ELITE COLLEGES OFTEN trumpet their efforts to recruit low-income students -- the trips to the inner-city schools, the special summer programs, the generous aid packages. Last year, Harvard made headlines when it announced that families earning less than $40,000 would no longer have to contribute any money toward their children's education. This March, after student protests, Yale announced that it was following suit with a similar policy.
But how badly do top colleges really want students from "the other half"? According to a new study headed by former Princeton president William G. Bowen, not nearly as badly as they want alumni kids, athletes, and minority students.
In "Equity and Excellence in American Higher Education" (Virginia), Bowen, president of the Mellon Foundation since 1988 (and unofficial nagging conscience of higher education), along with coauthors Martin A. Kurzweil (a Harvard Law student) and Eugene M. Tobin (former president of Hamilton College), demonstrates that poor students are treated exactly like wealthy prep-schooled students by the admissions office. At the 19 selective institutions the authors studied -- ranging from five Ivy League schools to smaller colleges like Bowdoin and Williams and a few "public Ivies" like the University of Virginia -- a poor student with an SAT score of 1200 (under the old scoring system) had almost precisely the same chance of admission as the son of a neurosurgeon with the same score. Many college leaders don't even realize that's the case, the authors say.
In contrast, recruited athletes had, on average, a 30 percentage-point admissions advantage (so a student whose grades otherwise gave him a 20 percent chance of getting in leapt up to 50-50 if he'd caught a coach's eye). Black and Latino students had a 28 percentage-point advantage, while legacy students got a 20 percentage-point break. For poor students (who, incidentally, graduate from selective colleges at the same rate as the student body as a whole): nada.

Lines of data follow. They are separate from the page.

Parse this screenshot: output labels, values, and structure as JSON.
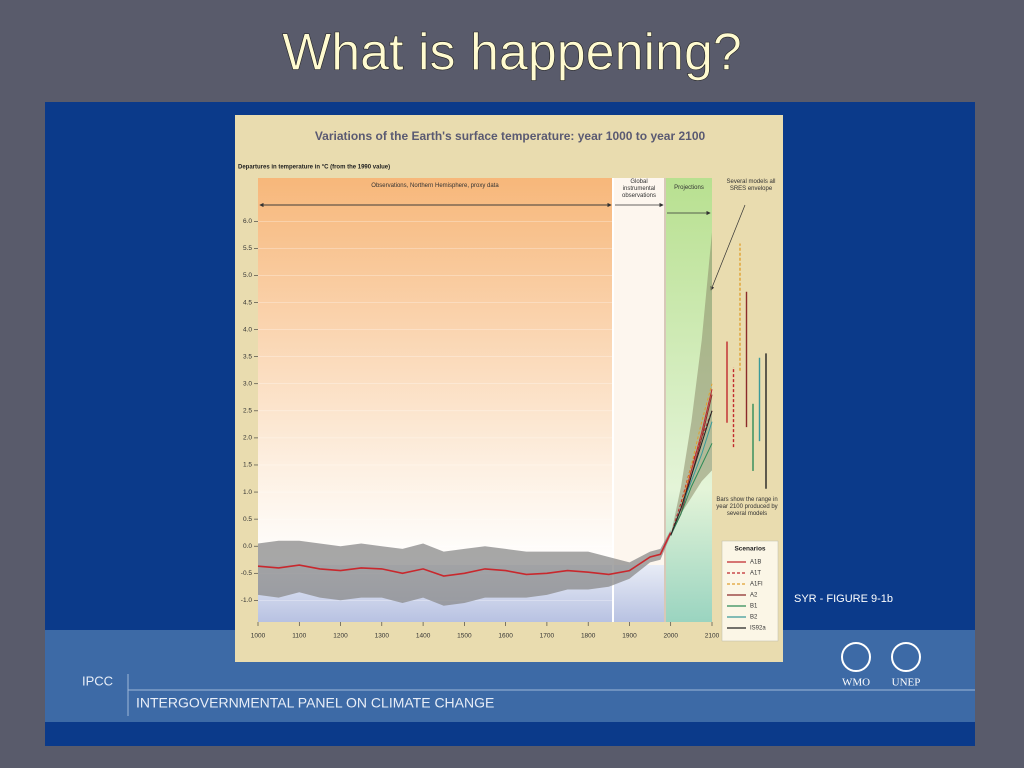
{
  "slide": {
    "title": "What is happening?",
    "figure_ref": "SYR - FIGURE 9-1b",
    "org_short": "IPCC",
    "org_long": "INTERGOVERNMENTAL PANEL ON CLIMATE CHANGE",
    "logos": [
      "WMO",
      "UNEP"
    ]
  },
  "chart_data": {
    "type": "line",
    "title": "Variations of the Earth's surface temperature: year 1000 to year 2100",
    "y_label": "Departures in temperature in °C (from the 1990 value)",
    "annotations": {
      "proxy": "Observations, Northern Hemisphere, proxy data",
      "instrumental": "Global instrumental observations",
      "projections": "Projections",
      "envelope": "Several models all SRES envelope",
      "bars": "Bars show the range in year 2100 produced by several models"
    },
    "legend_title": "Scenarios",
    "xlim": [
      1000,
      2100
    ],
    "xticks": [
      1000,
      1100,
      1200,
      1300,
      1400,
      1500,
      1600,
      1700,
      1800,
      1900,
      2000,
      2100
    ],
    "ylim": [
      -1.4,
      6.8
    ],
    "yticks": [
      {
        "value": 6,
        "label": "6.0"
      },
      5.5,
      {
        "value": 5,
        "label": "5.0"
      },
      4.5,
      {
        "value": 4,
        "label": "4.0"
      },
      3.5,
      {
        "value": 3,
        "label": "3.0"
      },
      2.5,
      {
        "value": 2,
        "label": "2.0"
      },
      1.5,
      {
        "value": 1,
        "label": "1.0"
      },
      0.5,
      {
        "value": 0,
        "label": "0.0"
      },
      -0.5,
      {
        "value": -1,
        "label": "-1.0"
      }
    ],
    "observed": {
      "color": "#c8282d",
      "band_color": "#8a8a8a",
      "x": [
        1000,
        1050,
        1100,
        1150,
        1200,
        1250,
        1300,
        1350,
        1400,
        1450,
        1500,
        1550,
        1600,
        1650,
        1700,
        1750,
        1800,
        1850,
        1900,
        1950,
        1975,
        2000
      ],
      "values": [
        -0.37,
        -0.4,
        -0.35,
        -0.42,
        -0.45,
        -0.4,
        -0.42,
        -0.5,
        -0.42,
        -0.55,
        -0.5,
        -0.42,
        -0.45,
        -0.52,
        -0.5,
        -0.45,
        -0.48,
        -0.52,
        -0.45,
        -0.2,
        -0.15,
        0.25
      ],
      "low": [
        -0.9,
        -0.95,
        -0.85,
        -0.95,
        -1.0,
        -0.95,
        -0.95,
        -1.05,
        -0.95,
        -1.1,
        -1.05,
        -0.95,
        -0.95,
        -0.95,
        -0.9,
        -0.8,
        -0.8,
        -0.75,
        -0.6,
        -0.3,
        -0.25,
        0.2
      ],
      "high": [
        0.05,
        0.1,
        0.1,
        0.05,
        0.0,
        0.05,
        0.0,
        -0.05,
        0.05,
        -0.1,
        -0.05,
        0.0,
        -0.05,
        -0.1,
        -0.1,
        -0.1,
        -0.1,
        -0.2,
        -0.3,
        -0.1,
        -0.05,
        0.3
      ]
    },
    "envelope": {
      "color": "#8c8c6a",
      "x": [
        2000,
        2025,
        2050,
        2075,
        2100
      ],
      "low": [
        0.2,
        0.6,
        0.9,
        1.2,
        1.4
      ],
      "high": [
        0.2,
        1.1,
        2.3,
        3.8,
        5.8
      ]
    },
    "series": [
      {
        "name": "A1B",
        "color": "#c0282d",
        "dash": false,
        "x": [
          2000,
          2025,
          2050,
          2075,
          2100
        ],
        "values": [
          0.2,
          0.7,
          1.4,
          2.1,
          2.9
        ],
        "range": [
          2.28,
          3.78
        ]
      },
      {
        "name": "A1T",
        "color": "#c0282d",
        "dash": true,
        "x": [
          2000,
          2025,
          2050,
          2075,
          2100
        ],
        "values": [
          0.2,
          0.8,
          1.5,
          2.0,
          2.5
        ],
        "range": [
          1.83,
          3.31
        ]
      },
      {
        "name": "A1FI",
        "color": "#e0a030",
        "dash": true,
        "x": [
          2000,
          2025,
          2050,
          2075,
          2100
        ],
        "values": [
          0.2,
          0.7,
          1.5,
          2.3,
          3.0
        ],
        "range": [
          3.24,
          5.59
        ]
      },
      {
        "name": "A2",
        "color": "#8b2a2a",
        "dash": false,
        "x": [
          2000,
          2025,
          2050,
          2075,
          2100
        ],
        "values": [
          0.2,
          0.6,
          1.3,
          2.0,
          2.8
        ],
        "range": [
          2.2,
          4.7
        ]
      },
      {
        "name": "B1",
        "color": "#2e8b57",
        "dash": false,
        "x": [
          2000,
          2025,
          2050,
          2075,
          2100
        ],
        "values": [
          0.2,
          0.6,
          1.1,
          1.5,
          1.9
        ],
        "range": [
          1.39,
          2.63
        ]
      },
      {
        "name": "B2",
        "color": "#3a9a9a",
        "dash": false,
        "x": [
          2000,
          2025,
          2050,
          2075,
          2100
        ],
        "values": [
          0.2,
          0.7,
          1.2,
          1.7,
          2.3
        ],
        "range": [
          1.94,
          3.48
        ]
      },
      {
        "name": "IS92a",
        "color": "#222222",
        "dash": false,
        "x": [
          2000,
          2025,
          2050,
          2075,
          2100
        ],
        "values": [
          0.2,
          0.7,
          1.3,
          1.9,
          2.5
        ],
        "range": [
          1.06,
          3.56
        ]
      }
    ]
  }
}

Since poor students are already underrepresented in the applicant pool -- there are six times as many students from the top quartile who get a 1200 on their SAT's as in the bottom quartile - the result is campuses that don't look much like America, class-wise.
Students from families in the lowest quartile of earnings -- roughly $34,500 or less today - now make up only 9 percent of the students admitted at the elite colleges in the Bowen study. That's higher than in the past, but still an embarrassment to a meritocratic society, the authors say. Perhaps even more alarmingly, the percentage of admissions slots going to students in the top income quartile (family income of $101,000 or higher today) has risen from 39 to 50 percent since 1976. (At Harvard, where the annual bill comes to $42,500, roughly half of the students come from families who earn too much to qualify for need-based grant assistance from the university.)

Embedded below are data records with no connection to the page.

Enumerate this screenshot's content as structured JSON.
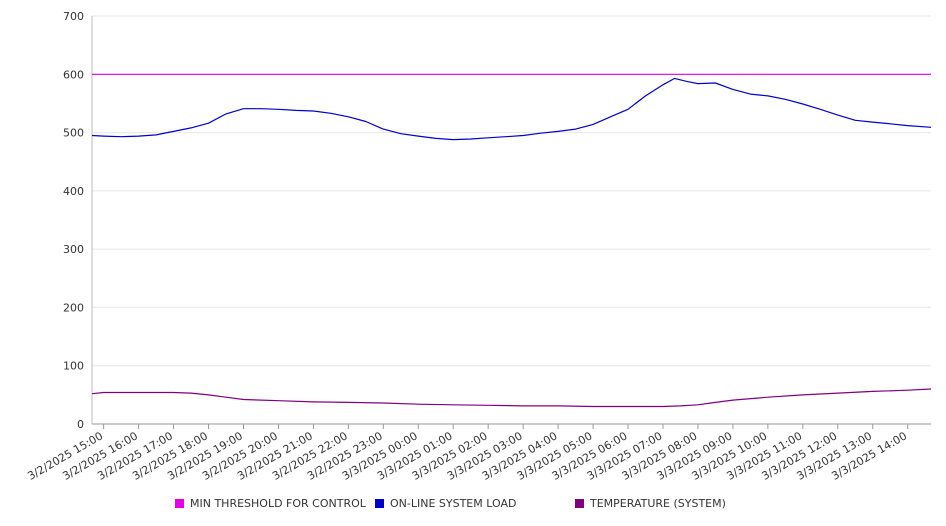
{
  "chart_data": {
    "type": "line",
    "title": "",
    "xlabel": "",
    "ylabel": "",
    "ylim": [
      0,
      700
    ],
    "yticks": [
      0,
      100,
      200,
      300,
      400,
      500,
      600,
      700
    ],
    "grid": true,
    "legend_position": "bottom",
    "x_start": "3/2/2025 14:40",
    "x_end": "3/3/2025 14:40",
    "x_ticks": [
      "3/2/2025 15:00",
      "3/2/2025 16:00",
      "3/2/2025 17:00",
      "3/2/2025 18:00",
      "3/2/2025 19:00",
      "3/2/2025 20:00",
      "3/2/2025 21:00",
      "3/2/2025 22:00",
      "3/2/2025 23:00",
      "3/3/2025 00:00",
      "3/3/2025 01:00",
      "3/3/2025 02:00",
      "3/3/2025 03:00",
      "3/3/2025 04:00",
      "3/3/2025 05:00",
      "3/3/2025 06:00",
      "3/3/2025 07:00",
      "3/3/2025 08:00",
      "3/3/2025 09:00",
      "3/3/2025 10:00",
      "3/3/2025 11:00",
      "3/3/2025 12:00",
      "3/3/2025 13:00",
      "3/3/2025 14:00"
    ],
    "series": [
      {
        "name": "MIN THRESHOLD FOR CONTROL",
        "color": "#e600e6",
        "points": [
          [
            "3/2/2025 14:40",
            600
          ],
          [
            "3/3/2025 14:40",
            600
          ]
        ]
      },
      {
        "name": "ON-LINE SYSTEM LOAD",
        "color": "#0000cc",
        "points": [
          [
            "3/2/2025 14:40",
            495
          ],
          [
            "3/2/2025 15:00",
            494
          ],
          [
            "3/2/2025 15:30",
            493
          ],
          [
            "3/2/2025 16:00",
            494
          ],
          [
            "3/2/2025 16:30",
            496
          ],
          [
            "3/2/2025 17:00",
            502
          ],
          [
            "3/2/2025 17:30",
            508
          ],
          [
            "3/2/2025 18:00",
            516
          ],
          [
            "3/2/2025 18:30",
            532
          ],
          [
            "3/2/2025 19:00",
            541
          ],
          [
            "3/2/2025 19:30",
            541
          ],
          [
            "3/2/2025 20:00",
            540
          ],
          [
            "3/2/2025 20:30",
            538
          ],
          [
            "3/2/2025 21:00",
            537
          ],
          [
            "3/2/2025 21:30",
            533
          ],
          [
            "3/2/2025 22:00",
            527
          ],
          [
            "3/2/2025 22:30",
            519
          ],
          [
            "3/2/2025 23:00",
            506
          ],
          [
            "3/2/2025 23:30",
            498
          ],
          [
            "3/3/2025 00:00",
            494
          ],
          [
            "3/3/2025 00:30",
            490
          ],
          [
            "3/3/2025 01:00",
            488
          ],
          [
            "3/3/2025 01:30",
            489
          ],
          [
            "3/3/2025 02:00",
            491
          ],
          [
            "3/3/2025 02:30",
            493
          ],
          [
            "3/3/2025 03:00",
            495
          ],
          [
            "3/3/2025 03:30",
            499
          ],
          [
            "3/3/2025 04:00",
            502
          ],
          [
            "3/3/2025 04:30",
            506
          ],
          [
            "3/3/2025 05:00",
            514
          ],
          [
            "3/3/2025 05:30",
            527
          ],
          [
            "3/3/2025 06:00",
            540
          ],
          [
            "3/3/2025 06:30",
            563
          ],
          [
            "3/3/2025 07:00",
            582
          ],
          [
            "3/3/2025 07:20",
            593
          ],
          [
            "3/3/2025 07:40",
            588
          ],
          [
            "3/3/2025 08:00",
            584
          ],
          [
            "3/3/2025 08:30",
            585
          ],
          [
            "3/3/2025 09:00",
            574
          ],
          [
            "3/3/2025 09:30",
            566
          ],
          [
            "3/3/2025 10:00",
            563
          ],
          [
            "3/3/2025 10:30",
            557
          ],
          [
            "3/3/2025 11:00",
            549
          ],
          [
            "3/3/2025 11:30",
            540
          ],
          [
            "3/3/2025 12:00",
            530
          ],
          [
            "3/3/2025 12:30",
            521
          ],
          [
            "3/3/2025 13:00",
            518
          ],
          [
            "3/3/2025 13:30",
            515
          ],
          [
            "3/3/2025 14:00",
            512
          ],
          [
            "3/3/2025 14:40",
            509
          ]
        ]
      },
      {
        "name": "TEMPERATURE (SYSTEM)",
        "color": "#800080",
        "points": [
          [
            "3/2/2025 14:40",
            52
          ],
          [
            "3/2/2025 15:00",
            54
          ],
          [
            "3/2/2025 16:00",
            54
          ],
          [
            "3/2/2025 17:00",
            54
          ],
          [
            "3/2/2025 17:30",
            53
          ],
          [
            "3/2/2025 18:00",
            50
          ],
          [
            "3/2/2025 18:30",
            46
          ],
          [
            "3/2/2025 19:00",
            42
          ],
          [
            "3/2/2025 20:00",
            40
          ],
          [
            "3/2/2025 21:00",
            38
          ],
          [
            "3/2/2025 22:00",
            37
          ],
          [
            "3/2/2025 23:00",
            36
          ],
          [
            "3/3/2025 00:00",
            34
          ],
          [
            "3/3/2025 01:00",
            33
          ],
          [
            "3/3/2025 02:00",
            32
          ],
          [
            "3/3/2025 03:00",
            31
          ],
          [
            "3/3/2025 04:00",
            31
          ],
          [
            "3/3/2025 05:00",
            30
          ],
          [
            "3/3/2025 06:00",
            30
          ],
          [
            "3/3/2025 07:00",
            30
          ],
          [
            "3/3/2025 07:30",
            31
          ],
          [
            "3/3/2025 08:00",
            33
          ],
          [
            "3/3/2025 08:30",
            37
          ],
          [
            "3/3/2025 09:00",
            41
          ],
          [
            "3/3/2025 10:00",
            46
          ],
          [
            "3/3/2025 11:00",
            50
          ],
          [
            "3/3/2025 12:00",
            53
          ],
          [
            "3/3/2025 13:00",
            56
          ],
          [
            "3/3/2025 14:00",
            58
          ],
          [
            "3/3/2025 14:40",
            60
          ]
        ]
      }
    ]
  }
}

To avoid a slow slide back to the aristocratic collegiate world captured in F. Scott Fitzgerald's "This Side of Paradise," Bowen and his coauthors propose placing a "thumb on the scale": If elite colleges simply gave students from families earning less than $33,000 or so the same admissions advantage given to alumni kids, the proportion of poor students at elite colleges would rise to something like 17 percent. The colleges would become more like the engines of opportunity that they see when they look in the mirror -- rather than the redoubts of privilege the statistics reveal.
Bowen and his colleagues don't propose class-based affirmative action as a replacement for race-based measures, as others have. Do that, their data shows, and black and Latino enrollment at elite colleges would drop by half. There are just too many poor white students. Instead, they propose economic affirmative action as an add-on.
Nearly everyone wants to see more poor kids go to college, but some balk at adding yet another preferred category to the admissions mix. At a recent panel discussion at the Brookings Institution in Washington, Amy Gutmann, the president of the University of Pennsylvania, cautioned: "Don't diss the middle class." Middle-income students, she pointed out, are nearly as underrepresented on elite college campuses as are the poor. It would be "wrong morally and wrong politically" to give families making $25,000 an admissions advantage over those making, say, $50,000, who are hardly vacationing-on-the-Vineyard types.
Gutmann placed her faith in broader recruitment and in efforts to improve aid for the poor and middle class. And long term, she said, the only answer is broadening the admissions pool by improving public schools.
Bowen's case for a thumb on the scale for low-income applicants, however, looks stronger when you consider who is already getting a boost: athletes (who, Bowen has shown in earlier books like "The Game of Life," get lower grades and are less intellectually engaged than their peers) and alumni kids (already among the most privileged applicants).
To avoid a middle-class squeeze, Bowen, at Brookings, proposed taking slots away from recruited athletes and awarding them in "areas where students perform better, and where the social utility is higher" -- i.e., to the poor. But so far no college has dared to provoke its check-writing alumni by cutting back either on jocks or on alumni kids -- or dared to risk its U.S. News ranking by turning away substantial numbers of affluent super-achievers in favor of disadvantaged kids with lower test scores. There are some things, it seems, only a retired college president can say.